Seven groups of people are assumed to be involved in transmission during the exposure period, including inpatients, visitors, doctors, nurses, health assistants, cleaners and medical students. The infection patterns of inpatients were studied because their behaviour was simpler than that of HCWs and visitors, and they presented more available data than medical students [20]. During the hospitalisation of the index patient, 30 of 74 inpatients were infected. As shown in Fig 3A, the distribution of infected inpatients exhibited a clear pattern (P = 0.0015, Pearson chi-square test), with the highest attack rate (0.6500, 13 of 20 inpatients) in the source cubicle (including Beds 9x, 9–16 and 16x), a little lower (0.5238, 11 of 21 inpatients) in the adjacent cubicle (including Beds 17x, 17–24 and 24x) and lowest (0.1818, 6 of 33 inpatients) in the remote cubicles (including Beds 1x, 1–8, 25x, 25–32 and 32x) [20].

Major assumptions

As the information for this outbreak and the studies on properties of SARS-CoV are not sufficient, we made three major assumptions to build our model as follows. First, six representative HCWs’ routine round patterns were considered, and the contact modes between HCWs and different patients were assumed to be the same. As shown in Fig 3C and Figure D(iii) in S1 File, doctors and nurses were responsible for all of the inpatients, and they examined all of the patients in the ward in clockwise and anticlockwise directions in Patterns 1 and 2, respectively. As shown in Fig 3E and Figure D(v) in S1 File, each doctor and each nurse was responsible for inpatients in a cubicle, and examined them in clockwise and anticlockwise directions in Patterns 3 and 4, respectively. In addition, in the scenario in which doctors or nurses allocated the patients in the order in which they checked in, the inpatients for whom a doctor or a nurse took responsibility might have been random. In that scenario, each doctor and each nurse examined a random nine or ten inpatients (e.g., circles of four colours in Fig 3G and Figure D(vii) in S1 File) in the ward in clockwise and anticlockwise directions in Patterns 5 and 6, respectively.

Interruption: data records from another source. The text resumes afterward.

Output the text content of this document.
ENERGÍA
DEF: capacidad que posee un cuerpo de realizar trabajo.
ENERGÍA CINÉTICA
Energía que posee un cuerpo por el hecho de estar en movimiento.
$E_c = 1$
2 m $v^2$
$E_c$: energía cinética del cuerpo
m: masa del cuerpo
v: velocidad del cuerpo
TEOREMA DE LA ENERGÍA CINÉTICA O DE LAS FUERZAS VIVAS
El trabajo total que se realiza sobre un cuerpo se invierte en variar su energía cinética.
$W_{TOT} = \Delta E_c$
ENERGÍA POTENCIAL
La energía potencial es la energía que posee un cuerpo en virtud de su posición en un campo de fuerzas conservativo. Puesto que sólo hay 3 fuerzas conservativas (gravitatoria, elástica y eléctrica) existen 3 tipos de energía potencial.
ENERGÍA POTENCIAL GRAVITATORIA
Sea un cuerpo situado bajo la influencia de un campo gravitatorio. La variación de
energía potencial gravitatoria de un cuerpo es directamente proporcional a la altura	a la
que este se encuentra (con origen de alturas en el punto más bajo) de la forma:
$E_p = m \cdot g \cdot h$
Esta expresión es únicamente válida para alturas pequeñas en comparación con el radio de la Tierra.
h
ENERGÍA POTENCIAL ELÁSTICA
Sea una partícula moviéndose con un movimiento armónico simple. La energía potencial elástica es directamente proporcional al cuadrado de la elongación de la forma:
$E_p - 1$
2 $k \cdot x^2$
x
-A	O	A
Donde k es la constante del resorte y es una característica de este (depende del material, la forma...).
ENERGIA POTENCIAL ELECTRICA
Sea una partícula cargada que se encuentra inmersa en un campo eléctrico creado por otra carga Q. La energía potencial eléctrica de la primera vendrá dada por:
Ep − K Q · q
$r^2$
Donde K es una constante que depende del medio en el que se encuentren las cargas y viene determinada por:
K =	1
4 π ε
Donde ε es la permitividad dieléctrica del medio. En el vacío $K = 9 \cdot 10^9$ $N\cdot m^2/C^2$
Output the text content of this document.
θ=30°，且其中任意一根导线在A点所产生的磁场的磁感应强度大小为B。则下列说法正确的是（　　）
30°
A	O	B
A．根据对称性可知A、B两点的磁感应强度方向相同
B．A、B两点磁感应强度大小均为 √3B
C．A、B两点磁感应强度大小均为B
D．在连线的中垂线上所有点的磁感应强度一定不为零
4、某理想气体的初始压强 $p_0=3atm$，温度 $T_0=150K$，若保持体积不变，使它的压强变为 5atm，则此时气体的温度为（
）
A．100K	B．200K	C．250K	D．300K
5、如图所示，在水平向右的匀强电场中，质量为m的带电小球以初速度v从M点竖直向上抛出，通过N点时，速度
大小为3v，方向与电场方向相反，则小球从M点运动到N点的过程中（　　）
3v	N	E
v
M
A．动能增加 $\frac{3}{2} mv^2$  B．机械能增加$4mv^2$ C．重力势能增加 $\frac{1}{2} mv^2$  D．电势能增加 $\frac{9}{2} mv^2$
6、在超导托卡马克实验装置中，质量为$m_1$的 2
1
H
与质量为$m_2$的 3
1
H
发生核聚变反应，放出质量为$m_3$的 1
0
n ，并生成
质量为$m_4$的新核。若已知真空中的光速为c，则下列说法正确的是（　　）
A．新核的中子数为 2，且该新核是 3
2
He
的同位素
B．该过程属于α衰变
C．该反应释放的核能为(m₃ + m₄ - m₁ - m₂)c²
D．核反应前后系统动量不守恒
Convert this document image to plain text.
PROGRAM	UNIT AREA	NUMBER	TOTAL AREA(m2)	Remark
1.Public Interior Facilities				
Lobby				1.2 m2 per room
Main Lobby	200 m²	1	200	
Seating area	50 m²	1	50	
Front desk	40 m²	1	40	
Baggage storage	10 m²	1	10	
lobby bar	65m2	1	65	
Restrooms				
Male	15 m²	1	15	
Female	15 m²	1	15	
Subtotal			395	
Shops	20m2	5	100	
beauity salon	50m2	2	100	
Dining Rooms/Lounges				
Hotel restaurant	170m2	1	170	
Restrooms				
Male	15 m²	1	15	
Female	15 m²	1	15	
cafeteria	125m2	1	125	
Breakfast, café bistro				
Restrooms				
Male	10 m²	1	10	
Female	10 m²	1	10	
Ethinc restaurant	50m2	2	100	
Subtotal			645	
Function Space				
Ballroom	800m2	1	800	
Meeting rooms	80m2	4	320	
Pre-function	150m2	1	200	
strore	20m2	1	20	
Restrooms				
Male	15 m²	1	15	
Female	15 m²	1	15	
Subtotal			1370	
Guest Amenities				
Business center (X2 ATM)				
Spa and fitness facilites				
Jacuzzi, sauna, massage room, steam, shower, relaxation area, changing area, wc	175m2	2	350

Second, the uncertain parameters related to the properties of SARS-CoV were assumed and individual differences were not considered, as listed in S1 File. These parameters included surface areas (Table B in S1 File), transfer rate between surfaces (Table C in S1 File), virus inactivation rates on surfaces (Table D in S1 File), virus loads (Table E in S1 File), dose-response parameters (Table F in S1 File) and the largest virus-containing droplet size (Table I in S1 File).

Third, for all susceptible patients, the length of exposure period were assumed to be same (March 4–12, 2003) and the index patient was assumed to be the only source. Since the information about admission and discharge timing of patients were vague in the outbreak related reports and researches [20, 30, 32], we could not estimate the exposure period for every patient. As for the virus source, although there were 13 normal patients getting infected during the exposure period [20], the viral load was still low compared to the index patient [33]. Therefore, we did not consider the transmission from early-onset cases to the later cases.

The multi-agent modelling framework

A multi-agent model was used to model the spread of the SARS-CoV from the index patient to the susceptible and predict the infection risk distributions from the three hypotheses. Fig 2 shows the system architecture of the modular-based model, which includes four parts: the initialization generator, simulation engine, global database and data processing module.

Initialization Generator had two branches, namely Geometric Generator and Agents Generator. Geometric Generator was used to build the virtual physical environment and produce surfaces. Eighteen kinds of representative surfaces were identified (Table A in S1 File) and categorised into five types of material: porous surfaces, non-porous surfaces, toilet surfaces, skin and mucous membranes, which differed in their properties (Tables B and C in S1 File). In this study, ‘mucous membranes’ refers in particular to the exposure site for the fomite route, namely the mucous membranes of eyes, noses and mouths [15]. Agents Generator was used to create representative individuals in the outbreak. Agents in seven representative roles (inpatients, visitors, doctors, nurses, health assistants, cleaners and medical students) were identified as study objects, (Table H in S1 File) and each agent corresponded to a person in the outbreak.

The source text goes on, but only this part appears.